What interest had I in the perfect university and its inability to exist? My whole being was desolate over the non-existence of another ideal. "Professor," I said tensely, "may I use that — that thing of yours again? I want to — uh — see something."

My voice must have disclosed the situation, for van Manderpootz looked up sharply. "So!" he snapped. "So you disregarded my advice! Forget her, I said. Forget her because she doesn't exist."

"But — I can't! Once more, Professor — only once more!"

He shrugged, but his blue, metallic eyes were a little softer than usual. After all, for some inconceivable reason, he likes me. "Well, Dixon," he said, "you're of age and supposed to be of mature intelligence. I tell you that this is a very stupid request, and van Manderpootz always knows what he's talking about. If you want to stupefy yourself with the opium of impossible dreams, go ahead. This is the last chance you'll have, for tomorrow the idealizator of van Manderpootz goes into the Bacon head of Isaak there.
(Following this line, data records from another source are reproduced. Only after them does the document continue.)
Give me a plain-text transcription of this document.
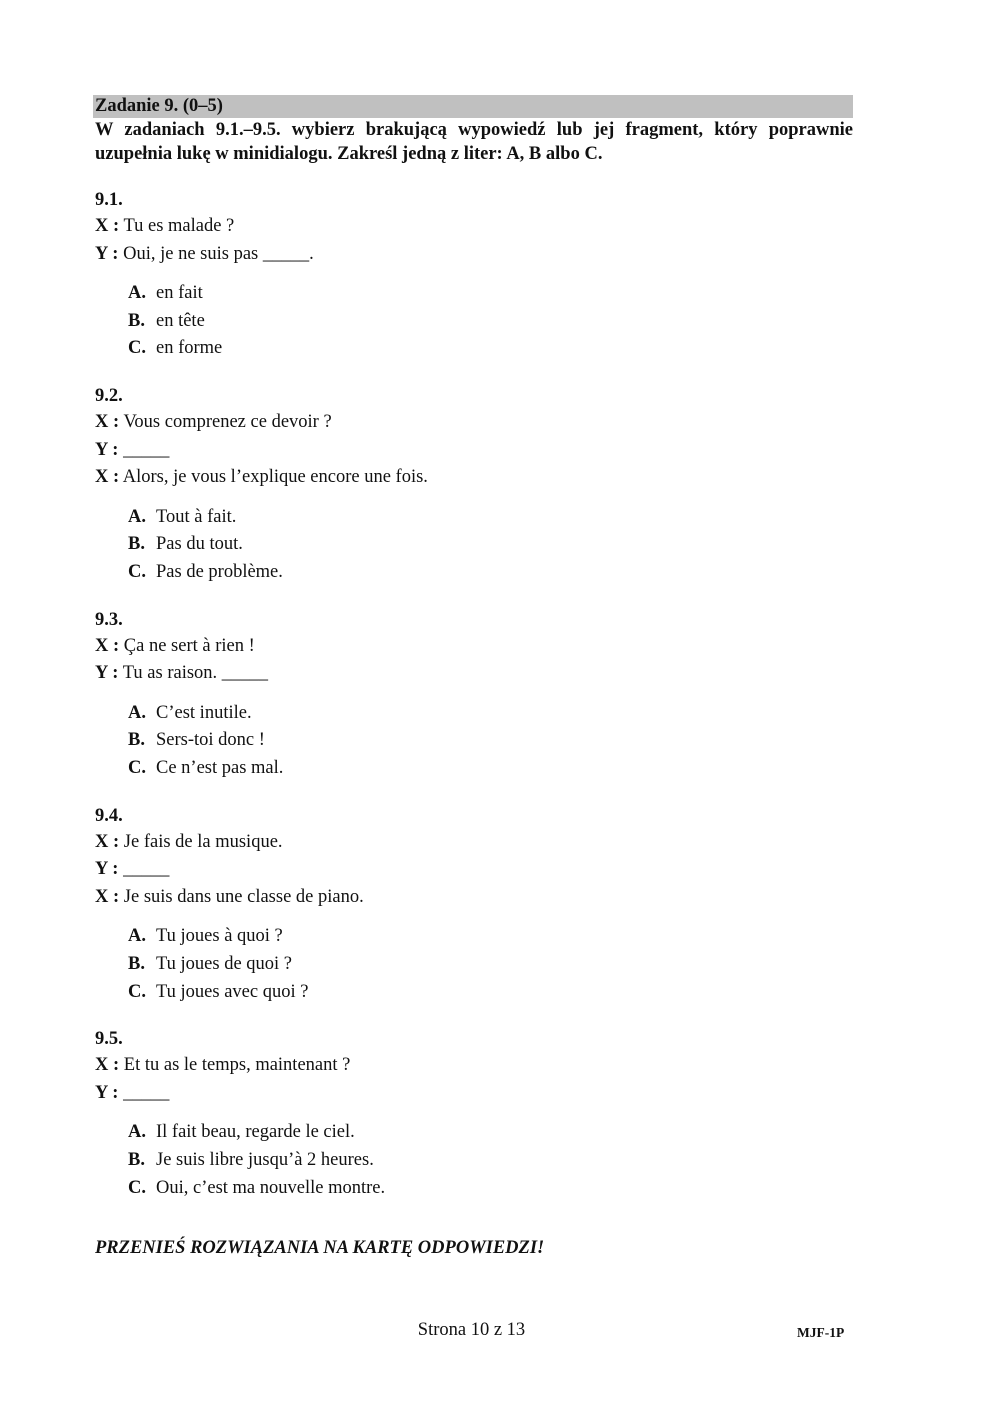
Zadanie 9. (0–5)
W zadaniach 9.1.–9.5. wybierz brakującą wypowiedź lub jej fragment, który poprawnie uzupełnia lukę w minidialogu. Zakreśl jedną z liter: A, B albo C.
9.1.
X : Tu es malade ?
Y : Oui, je ne suis pas _____.
A. en fait
B. en tête
C. en forme
9.2.
X : Vous comprenez ce devoir ?
Y : _____
X : Alors, je vous l’explique encore une fois.
A. Tout à fait.
B. Pas du tout.
C. Pas de problème.
9.3.
X : Ça ne sert à rien !
Y : Tu as raison. _____
A. C’est inutile.
B. Sers-toi donc !
C. Ce n’est pas mal.
9.4.
X : Je fais de la musique.
Y : _____
X : Je suis dans une classe de piano.
A. Tu joues à quoi ?
B. Tu joues de quoi ?
C. Tu joues avec quoi ?
9.5.
X : Et tu as le temps, maintenant ?
Y : _____
A. Il fait beau, regarde le ciel.
B. Je suis libre jusqu’à 2 heures.
C. Oui, c’est ma nouvelle montre.
PRZENIEŚ ROZWIĄZANIA NA KARTĘ ODPOWIEDZI!
Strona 10 z 13	MJF-1P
I shall shift the oscillators so that the psychons, instead of becoming light quanta, emerge as an electron flow — a current which will actuate Isaak's vocal apparatus and come out as speech." He paused musingly. "Van Manderpootz will hear the voice of the ideal. Of course Isaak can return only what psychons he receives from the brain of the operator, but just as the image in the mirror, the thoughts will have lost their human impress, and the words will be those of an ideal." He perceived that I wasn't listening, I suppose. "Go ahead, imbecile!" he grunted.

I did. The glory that I hungered after flamed slowly into being, incredible in loveliness, and somehow, unbelievably, even more beautiful than on that other occasion. I know why now; long afterwards, van Manderpootz explained that the very fact that I had seen an ideal once before had altered my ideal, raised it to a higher level. With that face among my memories, my concept of perfection was different than it had been.
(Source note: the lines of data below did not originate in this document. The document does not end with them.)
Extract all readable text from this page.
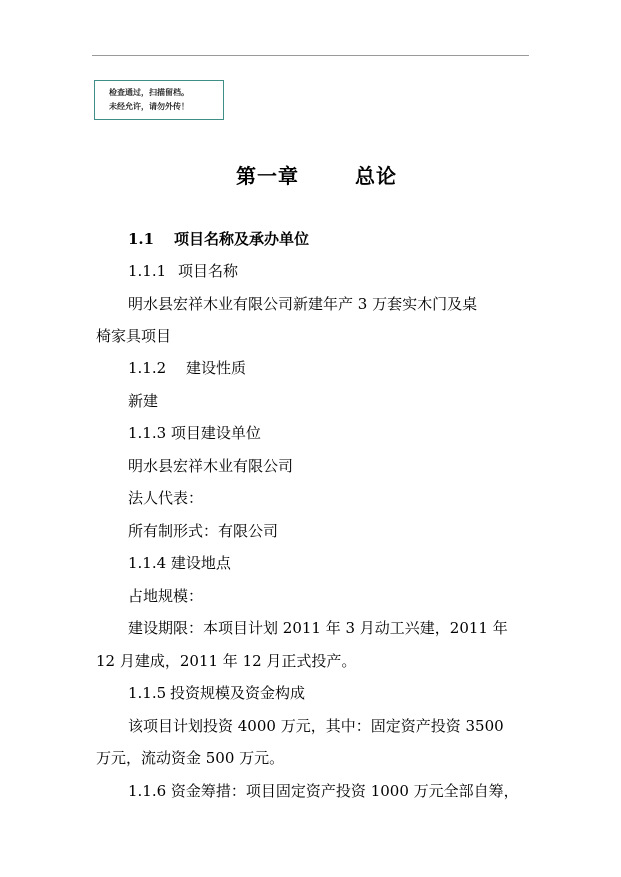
检查通过，扫描留档。
未经允许，请勿外传！
第一章	总论
1.1 项目名称及承办单位
1.1.1 项目名称
明水县宏祥木业有限公司新建年产 3 万套实木门及桌
椅家具项目
1.1.2 建设性质
新建
1.1.3 项目建设单位
明水县宏祥木业有限公司
法人代表：
所有制形式：有限公司
1.1.4 建设地点
占地规模：
建设期限：本项目计划 2011 年 3 月动工兴建，2011 年
12 月建成，2011 年 12 月正式投产。
1.1.5 投资规模及资金构成
该项目计划投资 4000 万元，其中：固定资产投资 3500
万元，流动资金 500 万元。
1.1.6 资金筹措：项目固定资产投资 1000 万元全部自筹，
So I gazed and hungered. Readily and instantly the being in the mirror responded to my thoughts with smile and movement. When I thought of love, her eyes blazed with such tenderness that it seemed as if — I–I, Dixon Wells — were part of those pairs who had made the great romances of the world, Heloise and Abelard, Tristram and Isolde, Aucassin and Nicolette. It was like the thrust of a dagger to feel van Manderpootz shaking me, to hear his gruff voice calling, "Out of it! Out of it! Time's up."
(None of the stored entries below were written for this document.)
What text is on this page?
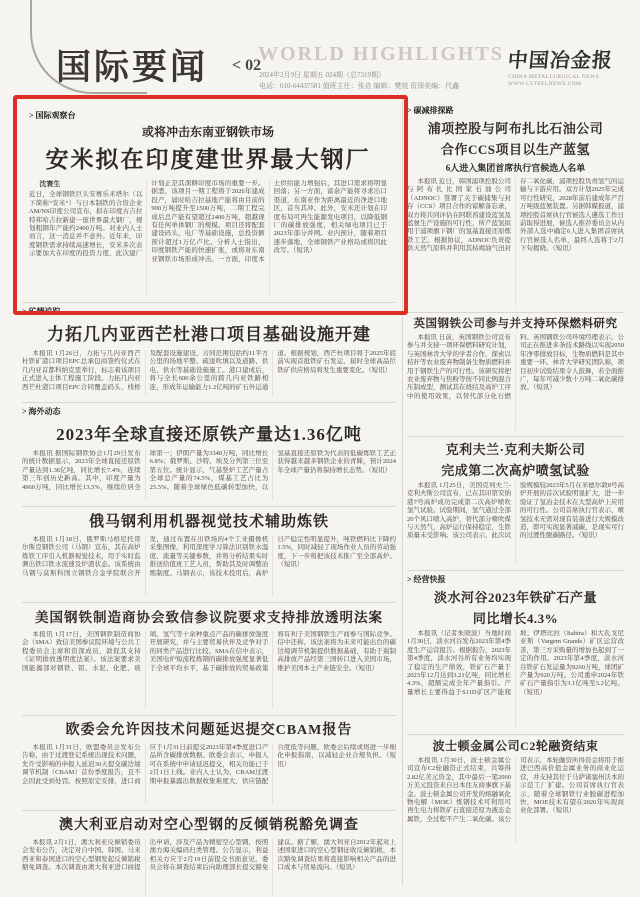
国际要闻 < 02
WORLD HIGHLIGHTS
2024年2月9日 星期五 024期（总7319期）
电话：010-64437581 值班主任：张垚 编辑：樊悦 资深美编：代鑫
中国冶金报
CHINA METALLURGICAL NEWS
WWW.CSTEELNEWS.COM
> 国际观察台
或将冲击东南亚钢铁市场
安米拟在印度建世界最大钢厂
沈寰生
近日，全球钢铁巨头安赛乐米塔尔（以下简称“安米”）与日本制铁的合资企业AM/NS印度公司宣布，拟在印度古吉拉特邦哈吉拉新建一座世界最大钢厂，规划粗钢年产能约2400万吨。对业内人士而言，这一消息并不意外。近年来，印度钢铁需求持续高速增长，安米多次表示要加大在印度的投资力度，此次建厂计划正是其深耕印度市场的重要一步。据悉，该项目一期工程将于2026年建成投产，届时哈吉拉基地产能将由目前的900万吨提升至1500万吨，二期工程完成后总产能有望超过2400万吨，超越现有任何单体钢厂的规模。项目还将配套建设码头、电厂等基础设施，总投资额预计超过1万亿卢比。分析人士指出，印度钢铁产能的快速扩张，或将对东南亚钢铁市场形成冲击。一方面，印度本土供给能力增强后，其进口需求将明显回落；另一方面，富余产能将寻求出口渠道，东南亚作为距离最近的净进口地区，首当其冲。此外，安米还计划在印度布局可再生能源发电项目，以降低钢厂的碳排放强度，相关绿电项目已于2023年部分并网。业内预计，随着项目逐步落地，全球钢铁产业格局或将因此改写。（短讯）
> 矿情追踪
力拓几内亚西芒杜港口项目基础设施开建
本报讯 1月26日，力拓与几内亚西芒杜铁矿港口项目EPC总承包商签约仪式在几内亚首都科纳克里举行，标志着该项目正式进入主体工程施工阶段。力拓几内亚西芒杜港口项目EPC合同覆盖码头、栈桥及配套设施建设，合同范围包括约11平方公里的场地平整、疏浚吹填以及道路、供电、供水等基础设施施工。港口建成后，将与全长600余公里的跨几内亚铁路相连，形成年运输能力1.2亿吨的矿石外运通道。根据规划，西芒杜项目将于2025年底前实现首批铁矿石发运，届时全球高品位铁矿供应格局将发生重要变化。（短讯）
> 海外动态
2023年全球直接还原铁产量达1.36亿吨
本报讯 据国际钢铁协会1月29日发布的统计数据显示，2023年全球直接还原铁产量达到1.36亿吨，同比增长7.4%，连续第三年创历史新高。其中，印度产量为4960万吨，同比增长13.5%，继续位居全球第一；伊朗产量为3340万吨，同比增长6.8%；俄罗斯、沙特、埃及分列第三位至第五位。统计显示，气基竖炉工艺产量占全球总产量的74.5%，煤基工艺占比为25.5%。随着全球绿色低碳转型加快，以氢基直接还原铁为代表的低碳炼铁工艺正获得越来越多钢铁企业的青睐，预计2024年全球产量仍将保持增长态势。（短讯）
俄马钢利用机器视觉技术辅助炼铁
本报讯 1月18日，俄罗斯马格尼托哥尔斯克钢铁公司（马钢）宣布，其在高炉炼铁工序引入机器视觉技术，用于实时监测出铁口铁水流速及炉渣状态。该系统由马钢与莫斯科国立钢铁合金学院联合开发，通过布置在出铁场的4个工业摄像机采集图像，利用深度学习算法识别铁水温度、流量等关键参数，并将分析结果实时推送给值班工艺人员，帮助其及时调整冶炼制度。马钢表示，该技术投用后，高炉日产稳定性明显提升，吨铁燃料比下降约1.5%，同时减轻了现场作业人员的劳动强度，下一步将把该技术推广至全部高炉。（短讯）
美国钢铁制造商协会致信参议院要求支持排放透明法案
本报讯 1月17日，美国钢铁制造商协会（SMA）致信美国参议院环境与公共工程委员会主席和资深成员，敦促其支持《证明排放透明度法案》。该法案要求美国能源部对钢铁、铝、水泥、化肥、玻璃、氢气等十余种重点产品的碳排放强度开展研究，并与主要贸易伙伴及竞争对手的同类产品进行比较。SMA在信中表示，美国电炉短流程炼钢的碳排放强度显著低于全球平均水平，基于碳排放的贸易政策将有利于美国钢铁生产商参与国际竞争。信中还称，该法案将为未来可能出台的碳边境调节机制提供数据基础，有助于遏制高排放产品经第三国转口进入美国市场，维护美国本土产业链安全。（短讯）
欧委会允许因技术问题延迟提交CBAM报告
本报讯 1月31日，欧盟委员会发布公告称，由于过渡登记系统出现技术问题，允许受影响的申报人延迟30天提交碳边境调节机制（CBAM）首份季度报告，且不会因此受到处罚。按照原定安排，进口商应于1月31日前提交2023年第4季度进口产品所含碳排放数据。欧委会表示，申报人可在系统中申请延迟提交，相关功能已于2月1日上线。业内人士认为，CBAM过渡期申报暴露出数据收集难度大、供应链配合度低等问题，欧委会后续或将进一步细化申报指南，以减轻企业合规负担。（短讯）
澳大利亚启动对空心型钢的反倾销税豁免调查
本报讯 2月1日，澳大利亚反倾销委员会发布公告，决定对自中国、韩国、马来西亚和泰国进口的空心型钢发起反倾销税豁免调查。本次调查由澳大利亚进口商提出申请，涉及产品为精密空心型钢，按照澳方海关编码归类管理。公告显示，利益相关方应于2月19日前提交书面意见，委员会将在调查结束后向助理部长提交豁免建议。据了解，澳大利亚自2012年起对上述国家进口的空心型钢征收反倾销税，本次豁免调查结果将直接影响相关产品的进口成本与贸易流向。（短讯）
> 碳减排探路
浦项控股与阿布扎比石油公司
合作CCS项目以生产蓝氢
6人进入集团首席执行官候选人名单
本报讯 近日，韩国浦项控股公司与阿布扎比国家石油公司（ADNOC）签署了关于碳捕集与封存（CCS）项目合作的谅解备忘录，双方将共同评估在阿联酋建设蓝氢及蓝氨生产设施的可行性，所产蓝氢拟用于浦项旗下钢厂的氢基直接还原炼铁工艺。根据协议，ADNOC负责提供天然气原料并利用其枯竭油气田封存二氧化碳，浦项控股负责氢气的运输与下游应用。双方计划2025年完成可行性研究，2028年前后建成年产百万吨级蓝氨装置。另据韩媒报道，浦项控股首席执行官候选人遴选工作日前取得进展，候选人推荐委员会从内外部人选中确定6人进入集团首席执行官候选人名单，最终人选将于2月下旬揭晓。（短讯）
英国钢铁公司参与并支持环保燃料研究
本报讯 日前，英国钢铁公司宣布参与并支持一项环保燃料研究计划，与英国林肯大学的学者合作，探索以秸秆等农业废弃物制备生物质燃料并用于钢铁生产的可行性。该研究将把农业废弃物与焦粉等按不同比例混合压制成型，测试其在烧结及高炉工序中的使用效果，以替代部分化石燃料。英国钢铁公司环境经理表示，公司正在推进多条技术路线以实现2050年净零排放目标，生物质燃料是其中重要一环。林肯大学研究团队称，项目初步试验结果令人鼓舞，若全面推广，每年可减少数十万吨二氧化碳排放。（短讯）
克利夫兰·克利夫斯公司
完成第二次高炉喷氢试验
本报讯 1月25日，美国克利夫兰-克利夫斯公司宣布，已在其印第安纳港7号高炉成功完成第二次高炉喷吹氢气试验。试验期间，氢气通过全部20个风口喷入高炉，替代部分喷吹煤与天然气，高炉运行保持稳定，生铁质量未受影响。该公司表示，此次试验规模较2023年5月在米德尔敦8号高炉开展的首次试验明显扩大，进一步验证了氢冶金技术在大型高炉上应用的可行性。公司首席执行官表示，喷氢技术无需对现有装备进行大规模改造，即可实现显著减碳，是现实可行的过渡性脱碳路径。（短讯）
> 经营快报
淡水河谷2023年铁矿石产量
同比增长4.3%
本报讯（记者朱晓波）当地时间1月30日，淡水河谷发布2023年第4季度生产运营报告。根据报告，2023年第4季度，淡水河谷所有业务均实现了稳定的生产绩效，铁矿石产量于2023年12月达到3.21亿吨，同比增长4.3%，超额完成全年产量指引。产量增长主要得益于S11D矿区产能爬坡、伊塔比拉（Itabira）和大孔戈尼亚斯（Vargem Grande）矿区运营改善，第三方采购量的增加也起到了一定的作用。2023年第4季度，淡水河谷铁矿石发运量为9260万吨，球团矿产量为920万吨。公司重申2024年铁矿石产量指引为3.1亿吨至3.2亿吨。（短讯）
波士顿金属公司C2轮融资结束
本报讯 1月30日，波士顿金属公司宣布C2轮融资正式结束，共筹得2.82亿美元资金，其中最后一笔2000万美元投资来自日本住友商事旗下基金。波士顿金属公司开发的熔融氧化物电解（MOE）炼钢技术可利用可再生电力将铁矿石直接还原为液态金属铁，全过程不产生二氧化碳。该公司表示，本轮融资所得资金将用于推进巴西高价值金属业务的商业化运营，并支持其位于马萨诸塞州沃本的示范工厂扩建。公司首席执行官表示，随着全球钢铁行业脱碳进程加快，MOE技术有望在2026年实现商业化部署。（短讯）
I groaned and dropped my face on my hands. The Professor had been right, of course; this insane repetition had only intensified an unfulfillable longing, and had made a bad mess ten times as bad. Then I heard him muttering behind me. "Strange!" he murmured. "In fact, fantastic. Oedipus — oedipus of the magazine covers and billboards."

I looked dully around. He was standing behind me, squinting, apparently, into the spinning mirror beyond the end of the black tube. "Huh?" I grunted wearily.

"That face," he said. "Very queer. You must have seen her features on a hundred magazines, on a thousand billboards, on countless 'vision broadcasts. The oedipus complex in a curious form."

"Eh? Could you see her?"

"Of course!" he grunted. "Didn't I say a dozen times that the psychons are transmuted to perfectly ordinary quanta of visible light? If you could see her, why not I?"